Selon l’Organisation pour la Coopération et le Développement en Europe (OCDE), le nombre de chômeurs va passer, entre 2009 et 2011, de 37 millions à 57 millions de personnes dans les 30 pays les plus riches. En Belgique, le nombre de travailleurs sans emploi devrait atteindre les 800.000 personnes à l’horizon 2011. Les grandes entreprises, les banques et les institutions financières ont été sauvées du naufrage par une injection massive d’argent public. Mais il ne faut pas s’attendre au même traitement pour sauver nos emplois. Au contraire, c’est aux travailleurs et à leurs familles que les gouvernements et le patronat veulent faire payer la crise!

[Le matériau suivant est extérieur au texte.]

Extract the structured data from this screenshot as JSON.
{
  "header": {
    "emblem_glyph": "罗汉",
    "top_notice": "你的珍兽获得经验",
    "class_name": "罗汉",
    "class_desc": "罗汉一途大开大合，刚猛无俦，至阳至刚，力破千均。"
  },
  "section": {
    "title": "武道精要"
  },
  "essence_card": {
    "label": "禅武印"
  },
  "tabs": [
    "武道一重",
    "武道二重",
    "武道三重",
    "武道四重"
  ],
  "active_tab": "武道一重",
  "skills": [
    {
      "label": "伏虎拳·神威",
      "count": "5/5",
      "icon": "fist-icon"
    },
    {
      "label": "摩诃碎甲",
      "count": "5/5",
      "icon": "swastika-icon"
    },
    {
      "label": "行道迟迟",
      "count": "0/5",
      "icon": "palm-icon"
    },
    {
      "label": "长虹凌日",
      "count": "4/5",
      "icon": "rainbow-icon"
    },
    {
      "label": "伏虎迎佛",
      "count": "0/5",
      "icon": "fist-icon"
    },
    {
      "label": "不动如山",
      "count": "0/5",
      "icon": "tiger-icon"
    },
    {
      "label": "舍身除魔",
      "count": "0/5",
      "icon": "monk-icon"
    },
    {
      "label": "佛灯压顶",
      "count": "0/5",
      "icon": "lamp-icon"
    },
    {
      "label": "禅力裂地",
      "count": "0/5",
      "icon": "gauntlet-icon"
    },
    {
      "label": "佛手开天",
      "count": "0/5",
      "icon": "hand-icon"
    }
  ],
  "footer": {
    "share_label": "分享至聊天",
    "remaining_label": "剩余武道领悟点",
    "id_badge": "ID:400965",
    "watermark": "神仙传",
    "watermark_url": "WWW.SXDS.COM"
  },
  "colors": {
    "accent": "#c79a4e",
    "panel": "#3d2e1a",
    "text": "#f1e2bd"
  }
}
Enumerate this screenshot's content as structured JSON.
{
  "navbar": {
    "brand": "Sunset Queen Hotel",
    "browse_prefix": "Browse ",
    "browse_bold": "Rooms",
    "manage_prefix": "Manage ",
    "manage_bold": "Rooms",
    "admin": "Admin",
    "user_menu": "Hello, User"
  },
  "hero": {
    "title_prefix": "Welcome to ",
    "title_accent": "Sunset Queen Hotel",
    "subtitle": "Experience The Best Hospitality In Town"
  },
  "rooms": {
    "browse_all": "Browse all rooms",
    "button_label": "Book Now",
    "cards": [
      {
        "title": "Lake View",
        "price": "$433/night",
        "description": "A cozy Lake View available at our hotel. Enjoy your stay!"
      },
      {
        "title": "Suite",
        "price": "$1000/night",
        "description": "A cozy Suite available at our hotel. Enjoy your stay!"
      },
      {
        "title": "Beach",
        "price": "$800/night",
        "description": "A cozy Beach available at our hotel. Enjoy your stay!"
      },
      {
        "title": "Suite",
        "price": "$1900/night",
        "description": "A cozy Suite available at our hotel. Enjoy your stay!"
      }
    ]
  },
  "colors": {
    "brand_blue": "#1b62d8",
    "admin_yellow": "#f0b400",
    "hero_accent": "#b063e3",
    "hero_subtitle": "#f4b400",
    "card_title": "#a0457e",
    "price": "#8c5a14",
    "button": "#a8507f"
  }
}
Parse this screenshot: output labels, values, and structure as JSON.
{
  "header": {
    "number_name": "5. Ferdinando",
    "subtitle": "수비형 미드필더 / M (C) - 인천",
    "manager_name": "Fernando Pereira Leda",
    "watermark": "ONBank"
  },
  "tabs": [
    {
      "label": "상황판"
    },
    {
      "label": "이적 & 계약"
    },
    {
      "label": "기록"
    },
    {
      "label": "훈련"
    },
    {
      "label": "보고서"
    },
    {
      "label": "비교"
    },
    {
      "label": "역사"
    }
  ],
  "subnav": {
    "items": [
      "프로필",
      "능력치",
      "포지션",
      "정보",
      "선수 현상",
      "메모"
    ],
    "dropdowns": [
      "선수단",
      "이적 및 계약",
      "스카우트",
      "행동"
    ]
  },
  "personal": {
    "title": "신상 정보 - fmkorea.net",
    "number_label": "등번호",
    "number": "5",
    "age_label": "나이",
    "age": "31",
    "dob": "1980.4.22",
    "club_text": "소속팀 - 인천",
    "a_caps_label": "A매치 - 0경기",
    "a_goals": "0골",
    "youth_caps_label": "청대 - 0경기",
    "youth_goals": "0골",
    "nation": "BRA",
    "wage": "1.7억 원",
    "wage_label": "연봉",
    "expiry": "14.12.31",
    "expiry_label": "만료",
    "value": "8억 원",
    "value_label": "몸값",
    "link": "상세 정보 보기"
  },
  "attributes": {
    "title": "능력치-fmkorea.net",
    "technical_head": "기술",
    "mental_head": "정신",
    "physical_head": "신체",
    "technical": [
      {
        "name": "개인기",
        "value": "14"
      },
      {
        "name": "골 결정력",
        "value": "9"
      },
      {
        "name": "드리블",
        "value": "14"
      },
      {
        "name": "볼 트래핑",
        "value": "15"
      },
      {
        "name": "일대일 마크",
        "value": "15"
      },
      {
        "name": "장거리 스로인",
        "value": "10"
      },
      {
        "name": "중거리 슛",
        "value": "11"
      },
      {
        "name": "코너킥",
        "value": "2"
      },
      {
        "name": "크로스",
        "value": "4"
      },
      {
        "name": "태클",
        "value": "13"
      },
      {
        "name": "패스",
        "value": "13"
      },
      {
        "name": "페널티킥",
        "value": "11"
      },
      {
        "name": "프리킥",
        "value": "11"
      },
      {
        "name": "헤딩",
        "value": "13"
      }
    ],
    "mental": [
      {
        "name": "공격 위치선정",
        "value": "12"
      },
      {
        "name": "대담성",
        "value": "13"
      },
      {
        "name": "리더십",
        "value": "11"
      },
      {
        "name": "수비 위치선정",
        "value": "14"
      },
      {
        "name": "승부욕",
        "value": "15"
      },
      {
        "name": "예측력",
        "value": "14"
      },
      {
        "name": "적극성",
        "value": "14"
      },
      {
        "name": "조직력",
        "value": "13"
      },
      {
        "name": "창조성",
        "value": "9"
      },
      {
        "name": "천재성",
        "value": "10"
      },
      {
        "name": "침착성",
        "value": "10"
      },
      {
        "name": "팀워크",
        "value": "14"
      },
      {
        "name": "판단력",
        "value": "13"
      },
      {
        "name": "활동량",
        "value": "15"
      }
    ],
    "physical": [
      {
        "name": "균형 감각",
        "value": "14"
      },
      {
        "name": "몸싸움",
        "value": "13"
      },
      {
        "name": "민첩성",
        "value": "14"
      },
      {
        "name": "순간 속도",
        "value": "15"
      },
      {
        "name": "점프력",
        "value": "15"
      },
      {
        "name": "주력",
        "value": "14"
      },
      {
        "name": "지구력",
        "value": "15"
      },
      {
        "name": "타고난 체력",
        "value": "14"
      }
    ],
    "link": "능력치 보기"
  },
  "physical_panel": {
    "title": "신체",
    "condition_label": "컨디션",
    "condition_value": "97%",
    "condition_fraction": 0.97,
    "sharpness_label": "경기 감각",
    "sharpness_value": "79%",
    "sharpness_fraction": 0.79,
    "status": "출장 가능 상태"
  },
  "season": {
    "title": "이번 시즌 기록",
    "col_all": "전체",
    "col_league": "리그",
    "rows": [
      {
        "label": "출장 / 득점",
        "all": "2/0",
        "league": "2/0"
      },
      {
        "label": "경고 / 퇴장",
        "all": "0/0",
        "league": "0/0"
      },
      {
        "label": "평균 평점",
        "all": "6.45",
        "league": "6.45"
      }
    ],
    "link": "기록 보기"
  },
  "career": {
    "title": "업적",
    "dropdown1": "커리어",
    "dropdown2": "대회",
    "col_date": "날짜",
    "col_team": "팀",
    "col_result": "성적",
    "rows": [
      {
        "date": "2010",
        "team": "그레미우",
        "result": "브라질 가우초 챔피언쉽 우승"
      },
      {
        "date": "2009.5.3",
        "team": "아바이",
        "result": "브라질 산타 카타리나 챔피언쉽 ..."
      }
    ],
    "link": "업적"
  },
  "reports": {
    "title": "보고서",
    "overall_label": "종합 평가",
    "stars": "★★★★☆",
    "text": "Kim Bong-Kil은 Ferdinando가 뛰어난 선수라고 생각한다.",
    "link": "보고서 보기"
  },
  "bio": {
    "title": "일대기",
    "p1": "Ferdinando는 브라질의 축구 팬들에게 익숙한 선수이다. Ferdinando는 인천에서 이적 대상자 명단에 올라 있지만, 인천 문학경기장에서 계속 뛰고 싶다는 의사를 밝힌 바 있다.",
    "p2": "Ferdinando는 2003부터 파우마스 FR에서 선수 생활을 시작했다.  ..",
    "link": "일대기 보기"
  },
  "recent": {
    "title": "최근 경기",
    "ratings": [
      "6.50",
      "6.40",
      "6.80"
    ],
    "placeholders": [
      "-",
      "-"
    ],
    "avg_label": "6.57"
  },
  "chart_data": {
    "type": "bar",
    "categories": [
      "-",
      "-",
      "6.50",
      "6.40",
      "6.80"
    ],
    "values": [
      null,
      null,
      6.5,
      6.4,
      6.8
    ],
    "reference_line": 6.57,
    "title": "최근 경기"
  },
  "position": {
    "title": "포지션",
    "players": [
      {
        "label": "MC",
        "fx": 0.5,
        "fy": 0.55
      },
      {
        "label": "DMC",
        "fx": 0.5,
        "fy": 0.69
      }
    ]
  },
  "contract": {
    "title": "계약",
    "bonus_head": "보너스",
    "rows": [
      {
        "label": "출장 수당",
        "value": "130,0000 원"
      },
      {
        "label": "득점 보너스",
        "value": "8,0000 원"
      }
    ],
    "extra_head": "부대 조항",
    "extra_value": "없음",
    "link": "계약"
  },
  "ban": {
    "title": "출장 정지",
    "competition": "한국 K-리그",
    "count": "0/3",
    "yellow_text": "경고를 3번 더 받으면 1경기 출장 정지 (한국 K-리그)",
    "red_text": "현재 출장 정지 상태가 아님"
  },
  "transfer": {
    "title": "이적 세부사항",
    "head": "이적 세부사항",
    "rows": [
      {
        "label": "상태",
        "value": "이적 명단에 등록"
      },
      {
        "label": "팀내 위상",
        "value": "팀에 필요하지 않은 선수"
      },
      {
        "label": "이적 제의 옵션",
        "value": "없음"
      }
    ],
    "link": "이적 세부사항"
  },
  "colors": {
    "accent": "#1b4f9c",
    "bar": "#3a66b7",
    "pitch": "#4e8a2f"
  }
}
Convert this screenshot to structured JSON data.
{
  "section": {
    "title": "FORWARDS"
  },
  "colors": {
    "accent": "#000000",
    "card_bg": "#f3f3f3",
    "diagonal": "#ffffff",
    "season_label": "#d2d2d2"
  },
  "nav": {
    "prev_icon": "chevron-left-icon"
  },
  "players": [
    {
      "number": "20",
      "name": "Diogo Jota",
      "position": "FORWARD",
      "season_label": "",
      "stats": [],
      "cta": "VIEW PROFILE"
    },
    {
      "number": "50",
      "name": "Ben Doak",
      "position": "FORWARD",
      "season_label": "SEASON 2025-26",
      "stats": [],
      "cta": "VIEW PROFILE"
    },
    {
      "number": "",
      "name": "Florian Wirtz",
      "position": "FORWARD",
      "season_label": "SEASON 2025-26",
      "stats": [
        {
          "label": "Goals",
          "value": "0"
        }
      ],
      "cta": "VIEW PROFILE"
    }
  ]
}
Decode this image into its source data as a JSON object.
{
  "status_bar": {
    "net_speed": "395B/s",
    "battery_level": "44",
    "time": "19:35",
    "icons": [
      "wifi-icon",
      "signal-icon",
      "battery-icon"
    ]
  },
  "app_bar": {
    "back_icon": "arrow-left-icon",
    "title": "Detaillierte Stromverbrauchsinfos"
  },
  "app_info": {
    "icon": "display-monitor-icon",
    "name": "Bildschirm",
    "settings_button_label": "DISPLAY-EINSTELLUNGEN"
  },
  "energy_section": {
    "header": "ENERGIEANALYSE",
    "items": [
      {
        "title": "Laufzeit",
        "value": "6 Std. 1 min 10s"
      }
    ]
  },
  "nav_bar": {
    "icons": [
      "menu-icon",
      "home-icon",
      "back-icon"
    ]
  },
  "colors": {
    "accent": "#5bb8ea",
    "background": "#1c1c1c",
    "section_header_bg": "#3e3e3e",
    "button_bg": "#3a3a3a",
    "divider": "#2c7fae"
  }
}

Le rapport intermédiaire du Conseil central de l’Economie (CCE) pour la période 2009-2010 indique que la hausse de 3.5% des coûts salariaux pour le secteur privé en Belgique est moindre que celle prévue en Allemagne (3.7%) et aux Pays-Bas (5.6%). Mais cette baisse de notre pouvoir d’achat n’est pas encore suffisante pour les patrons. Ils veulent profiter de la crise pour en remettre une couche. Car, pour eux, au nom de l’emploi, c’est à nos salaires qu’il faut s’en prendre, pas à leurs profits.
Le gouvernement et la ministre de l’Emploi, Joëlle Milquet, veulent pousser l’emploi des jeunes en accordant en échange de nouvelles diminutions de charges aux entreprises. Les divers cadeaux aux patrons (diminutions de charges et subventions pour le paiement des salaires), qui devraient s’élever à 8,4 milliards d’euros en 2009 et à 8,9 milliards d’euros en 2010, n’éviteront évidemment pas l’hémorragie des pertes d’emploi. Ce sont par contre autant de moyens qui partiront de la collectivité vers les poches des patrons. Et pour les jeunes chômeurs qui resteraient sur le carreau, Pieter De Crem, le ministre de la Défense, a eu une idée de génie : il leur propose un service militaire volontaire. De Crem veut profiter de la crise et du chômage pour envoyer les enfants de travailleurs et de chômeurs risquer leur vie en Afghanistan et ailleurs pour y défendre les intérêts de l’OTAN. Salaire minimum, danger maximum, troufions silencieux, tout bénéf pour l’armée.
Pour que chacun puisse bénéficier d’un véritable emploi, les moyens existent. Il faut simplement les chercher là où ils sont: chez les grands patrons et les gros actionnaires. Les travailleurs et leurs organisations syndicales devraient mettre sur pied une campagne pour la défense de chaque emploi avec un programme anticrise combatif qui parte des intérêts communs du monde du travail. La mise sur pied de Marche des Jeunes pour l’Emploi dans différentes villes pourrait impliquer les jeunes dans une telle campagne et aider à changer le rapport de forces en notre faveur.